Rawson Thurber (director), Vincent Newman (producer) Bob Fisher and Steve Faber story and screenplay) failed to meet expectations of some critics but brought entertainment to myself and seemed to be a hit with college students in the recent movie “We’re the Millers.” The movie hit the big screen Aug, 7 and made 4 million just shy of its estimated budget of $30 million, making the movie a big success.

This movie is recommended to anyone over the age of 18. It is rated R for crude sexual content, pervasive language, drug material and brief graphic nudity. It could have done without some of the nudity and would’ve been just as funny. Most viewers will most likely be young adults although some might think it’s a little outrageous and a waste of their time.

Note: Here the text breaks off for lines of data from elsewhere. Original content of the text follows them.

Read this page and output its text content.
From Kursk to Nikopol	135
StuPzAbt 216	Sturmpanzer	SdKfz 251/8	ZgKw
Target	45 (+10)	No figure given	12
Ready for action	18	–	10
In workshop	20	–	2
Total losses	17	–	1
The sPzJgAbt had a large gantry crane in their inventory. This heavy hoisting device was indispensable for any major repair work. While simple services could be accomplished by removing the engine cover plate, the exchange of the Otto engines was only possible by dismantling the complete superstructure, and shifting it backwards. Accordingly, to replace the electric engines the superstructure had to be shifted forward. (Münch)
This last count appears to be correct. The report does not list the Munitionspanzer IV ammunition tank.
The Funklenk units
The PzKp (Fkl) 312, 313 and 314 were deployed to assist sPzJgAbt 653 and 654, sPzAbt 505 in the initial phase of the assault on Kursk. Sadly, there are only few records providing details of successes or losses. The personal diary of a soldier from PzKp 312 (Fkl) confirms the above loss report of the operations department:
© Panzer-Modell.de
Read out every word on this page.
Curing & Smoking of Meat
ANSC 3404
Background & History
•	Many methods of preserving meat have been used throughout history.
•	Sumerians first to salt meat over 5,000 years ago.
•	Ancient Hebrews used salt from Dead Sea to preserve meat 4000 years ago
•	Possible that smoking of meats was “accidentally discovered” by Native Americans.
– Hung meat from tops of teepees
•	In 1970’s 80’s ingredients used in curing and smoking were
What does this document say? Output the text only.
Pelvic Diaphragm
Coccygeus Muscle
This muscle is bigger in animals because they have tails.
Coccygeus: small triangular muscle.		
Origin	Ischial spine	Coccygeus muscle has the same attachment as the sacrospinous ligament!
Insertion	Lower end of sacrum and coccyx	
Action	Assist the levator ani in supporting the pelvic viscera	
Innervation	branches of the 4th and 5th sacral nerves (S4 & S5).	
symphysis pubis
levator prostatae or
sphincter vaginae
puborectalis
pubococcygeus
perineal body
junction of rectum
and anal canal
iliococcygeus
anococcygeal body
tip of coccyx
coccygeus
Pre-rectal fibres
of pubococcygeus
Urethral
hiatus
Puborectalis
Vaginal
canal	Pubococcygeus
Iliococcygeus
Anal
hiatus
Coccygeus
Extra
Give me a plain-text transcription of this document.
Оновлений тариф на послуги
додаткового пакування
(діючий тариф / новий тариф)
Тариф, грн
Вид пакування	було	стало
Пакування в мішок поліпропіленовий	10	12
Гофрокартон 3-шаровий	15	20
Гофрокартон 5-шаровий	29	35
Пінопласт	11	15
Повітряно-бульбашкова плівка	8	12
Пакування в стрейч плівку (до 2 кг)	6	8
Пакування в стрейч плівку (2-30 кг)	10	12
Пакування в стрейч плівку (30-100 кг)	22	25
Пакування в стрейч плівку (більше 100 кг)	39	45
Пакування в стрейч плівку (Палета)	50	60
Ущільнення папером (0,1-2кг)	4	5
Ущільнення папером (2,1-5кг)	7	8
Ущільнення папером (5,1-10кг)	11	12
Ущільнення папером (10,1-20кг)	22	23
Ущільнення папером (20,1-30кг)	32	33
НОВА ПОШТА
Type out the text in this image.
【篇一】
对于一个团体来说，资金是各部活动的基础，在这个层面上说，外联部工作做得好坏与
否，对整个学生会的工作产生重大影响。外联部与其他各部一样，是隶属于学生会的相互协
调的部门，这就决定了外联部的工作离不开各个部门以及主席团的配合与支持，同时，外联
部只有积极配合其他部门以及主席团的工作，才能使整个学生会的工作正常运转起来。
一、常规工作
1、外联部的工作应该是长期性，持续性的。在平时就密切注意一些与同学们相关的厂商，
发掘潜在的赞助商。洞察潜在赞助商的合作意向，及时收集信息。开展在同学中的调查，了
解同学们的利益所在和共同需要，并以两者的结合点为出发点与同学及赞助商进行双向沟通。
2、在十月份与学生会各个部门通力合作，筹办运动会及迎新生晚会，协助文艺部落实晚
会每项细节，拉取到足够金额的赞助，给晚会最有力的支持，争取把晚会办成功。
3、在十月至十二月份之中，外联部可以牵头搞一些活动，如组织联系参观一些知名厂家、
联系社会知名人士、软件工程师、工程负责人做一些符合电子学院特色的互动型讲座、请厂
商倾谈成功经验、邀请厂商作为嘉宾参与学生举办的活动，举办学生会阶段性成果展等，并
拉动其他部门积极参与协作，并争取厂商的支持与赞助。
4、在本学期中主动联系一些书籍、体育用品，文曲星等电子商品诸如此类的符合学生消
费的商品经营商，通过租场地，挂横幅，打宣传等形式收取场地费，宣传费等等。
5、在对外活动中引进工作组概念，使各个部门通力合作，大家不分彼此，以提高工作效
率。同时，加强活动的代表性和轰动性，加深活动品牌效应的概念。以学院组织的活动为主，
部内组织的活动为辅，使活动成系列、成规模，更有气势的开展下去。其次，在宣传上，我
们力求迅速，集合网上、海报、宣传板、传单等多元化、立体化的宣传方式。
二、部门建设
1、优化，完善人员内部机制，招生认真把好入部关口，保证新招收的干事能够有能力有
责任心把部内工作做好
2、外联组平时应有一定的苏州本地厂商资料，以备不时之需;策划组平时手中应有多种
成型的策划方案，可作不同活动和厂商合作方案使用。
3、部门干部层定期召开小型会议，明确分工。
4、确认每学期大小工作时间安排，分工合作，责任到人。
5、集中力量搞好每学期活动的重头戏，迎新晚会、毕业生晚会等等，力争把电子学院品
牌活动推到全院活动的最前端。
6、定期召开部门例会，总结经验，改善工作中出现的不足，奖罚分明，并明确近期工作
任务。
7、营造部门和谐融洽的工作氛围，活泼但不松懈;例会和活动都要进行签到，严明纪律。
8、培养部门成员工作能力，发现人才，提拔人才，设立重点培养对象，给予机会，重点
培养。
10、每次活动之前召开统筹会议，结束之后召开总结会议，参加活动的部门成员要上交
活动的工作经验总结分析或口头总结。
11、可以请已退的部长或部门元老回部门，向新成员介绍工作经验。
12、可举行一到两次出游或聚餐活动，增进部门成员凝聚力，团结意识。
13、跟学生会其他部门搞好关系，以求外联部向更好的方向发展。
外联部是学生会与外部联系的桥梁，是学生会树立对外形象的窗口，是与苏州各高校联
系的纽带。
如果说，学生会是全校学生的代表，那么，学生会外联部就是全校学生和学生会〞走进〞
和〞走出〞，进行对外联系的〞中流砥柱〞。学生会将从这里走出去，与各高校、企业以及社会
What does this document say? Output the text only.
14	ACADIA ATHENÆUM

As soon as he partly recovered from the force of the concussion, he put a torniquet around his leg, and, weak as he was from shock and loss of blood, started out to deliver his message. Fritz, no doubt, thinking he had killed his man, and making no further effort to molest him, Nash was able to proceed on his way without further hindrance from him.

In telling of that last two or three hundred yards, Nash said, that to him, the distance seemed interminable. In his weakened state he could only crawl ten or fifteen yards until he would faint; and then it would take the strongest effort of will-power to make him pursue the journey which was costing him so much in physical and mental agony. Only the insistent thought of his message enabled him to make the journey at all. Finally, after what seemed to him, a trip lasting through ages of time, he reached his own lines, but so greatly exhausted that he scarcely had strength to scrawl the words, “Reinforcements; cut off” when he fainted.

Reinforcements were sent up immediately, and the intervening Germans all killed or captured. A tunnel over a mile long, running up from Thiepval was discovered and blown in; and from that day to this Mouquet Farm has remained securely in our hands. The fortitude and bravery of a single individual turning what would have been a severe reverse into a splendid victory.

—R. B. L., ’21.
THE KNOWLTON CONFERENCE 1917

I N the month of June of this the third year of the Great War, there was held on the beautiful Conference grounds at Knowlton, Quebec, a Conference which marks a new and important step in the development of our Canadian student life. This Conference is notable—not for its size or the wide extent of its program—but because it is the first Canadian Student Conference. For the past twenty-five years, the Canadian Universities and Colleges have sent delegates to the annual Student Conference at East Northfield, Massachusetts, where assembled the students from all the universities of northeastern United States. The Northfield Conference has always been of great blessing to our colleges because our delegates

When David Clark (Jason Sudeikis), a local drug dealer, is robbed of a week’s drugs and income, he becomes forced to cross the Mexican border to bring over a shipment of drugs for his boss to make up for his loss. After seeing a family in a RV being helped by an officer, he makes a plan to create a fake family to help him cross the border without being questioned. David gets a local stripper and neighbor, Rose (Jennifer Aniston), his neighbor Kenny (Will Poulter) and a runaway named Casey (Emma Roberts) to play the part.

The many themes of the movie included fear, and bonding of friends. David’s fear of failing, being killed or sent to jail make him more aggressive and nervous about every move the family makes throughout the entire drive home. Rose becomes more loving towards the kids and becomes more motherly to them, even though she didn’t know them before the trip. Casey sees that she shouldn’t hate everything and sees that people really do care for her, even when she doesn’t think so. Kenny realizes that he can do what he sets his mind to and will do whatever it takes to get there.

The movie held interest with the crazy things the actors said, Rose hating David, Kenny being and 18 year old virgin with no hope of finding a girlfriend and Casey’s “hate the world” attitude. Their characters kept the audience ready for whatever crazy thing that was coming out of their mouths next. Also, each funny scene kept me on the edge on what else could go wrong to these poor people.

The audience in the theatre laughed throughout the entire movie.  The music in some parts just tied it all together and brought out a lot in the characters. The casting of all the characters made the movie hilarious. Sudeikis did a really good job playing the not so father of the year with his rude and conceited outbursts about the family in public, and Poulter did an excellent job playing the 18 year old virgin, with his awkwardness around every girl he came in contact with.  The Fitzgerald family, who the Millers met at the border, brought out emotions good and bad in every member of the Miller family.

This movie is similar to most drug related movies which made it weak. Some similarities were that something has to always go wrong with a deal (David being robbed). The drug lord threatening to kill them, then giving them a new impossible task, and then they always seem to accomplish it. Then the happy ending of either not going to jail or receiving a ton of cash.

Although We’re the Millers was more of comedy then a serious and action-packed drug deal movie and didn’t have any insights on issues in the real world except for the reality of drug smuggling and distribution, it did keep me laughing and I enjoyed it until the very end.